The naval confrontation and its fallout spurred fresh EU and U.S. sanctions against Russia in addition to ones already in place for the 2014 seizure of Crimea and the ongoing war in eastern Ukraine.

Citing the Kerch Strait incident, Trump canceled a scheduled meeting with Putin last year on the sidelines of the Group of 20 summit in Argentina.

More broadly, the war in Ukraine has spurred countries across Eastern Europe to build up their military forces.

The three Baltic countries of Estonia, Latvia, and Lithuania are now among the most rapidly militarizing countries on earth in terms of defense spending increases. And Poland has dramatically increased its military spending, too, since 2014.

“Certainly tensions between Russia and the West are higher now than at any point since the end of the Cold War,” said Chausovsky, the Stratfor analyst, adding that the demise of Cold War-era arms control treaties increases the risk “for further military buildups and associated security challenges” in Europe.

In February, the U.S. suspended its obligations under the 1987 Intermediate-Range Nuclear Forces Treaty, claiming that Russia had been developing and deploying missiles in violation of the pact’s limits for years.

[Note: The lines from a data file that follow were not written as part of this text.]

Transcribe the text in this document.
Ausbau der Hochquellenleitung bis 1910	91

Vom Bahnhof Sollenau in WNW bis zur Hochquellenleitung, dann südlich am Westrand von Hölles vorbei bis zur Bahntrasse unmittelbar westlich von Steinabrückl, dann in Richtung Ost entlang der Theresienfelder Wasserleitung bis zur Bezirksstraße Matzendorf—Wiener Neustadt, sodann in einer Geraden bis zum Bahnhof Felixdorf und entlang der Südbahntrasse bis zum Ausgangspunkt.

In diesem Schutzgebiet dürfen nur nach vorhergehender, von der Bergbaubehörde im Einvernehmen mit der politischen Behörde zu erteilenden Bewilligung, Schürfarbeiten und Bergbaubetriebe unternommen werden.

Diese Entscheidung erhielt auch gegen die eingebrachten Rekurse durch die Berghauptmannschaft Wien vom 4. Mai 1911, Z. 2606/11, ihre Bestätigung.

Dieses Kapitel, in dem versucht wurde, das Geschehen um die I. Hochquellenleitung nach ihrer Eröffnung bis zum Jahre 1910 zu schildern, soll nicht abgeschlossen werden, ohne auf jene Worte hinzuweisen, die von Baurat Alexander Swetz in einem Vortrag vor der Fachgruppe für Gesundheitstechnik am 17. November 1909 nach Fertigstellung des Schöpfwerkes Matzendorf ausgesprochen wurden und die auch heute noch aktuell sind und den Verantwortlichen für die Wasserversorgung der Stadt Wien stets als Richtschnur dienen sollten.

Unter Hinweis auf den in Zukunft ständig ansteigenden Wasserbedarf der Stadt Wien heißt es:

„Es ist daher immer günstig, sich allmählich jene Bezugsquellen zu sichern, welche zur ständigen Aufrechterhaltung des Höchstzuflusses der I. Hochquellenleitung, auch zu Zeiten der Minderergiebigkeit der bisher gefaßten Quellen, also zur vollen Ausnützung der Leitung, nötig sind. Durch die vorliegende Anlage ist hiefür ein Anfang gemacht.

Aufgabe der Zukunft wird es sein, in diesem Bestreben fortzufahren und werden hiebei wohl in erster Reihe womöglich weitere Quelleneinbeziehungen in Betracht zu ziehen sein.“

Moscow denied any violations and announced it was likewise suspending participation in the Cold War treaty.

Still, with fewer weapons pointing in either direction today compared with during the Cold War era, the odds of an accidental conflict are lower, said Donald Stoker, a national security expert who is a former professor of strategy and policy at the U.S. Naval War College.

“There is always plenty of room for things to go wrong,” Stoker said. “But there were many more chances for accidents during the Cold War.”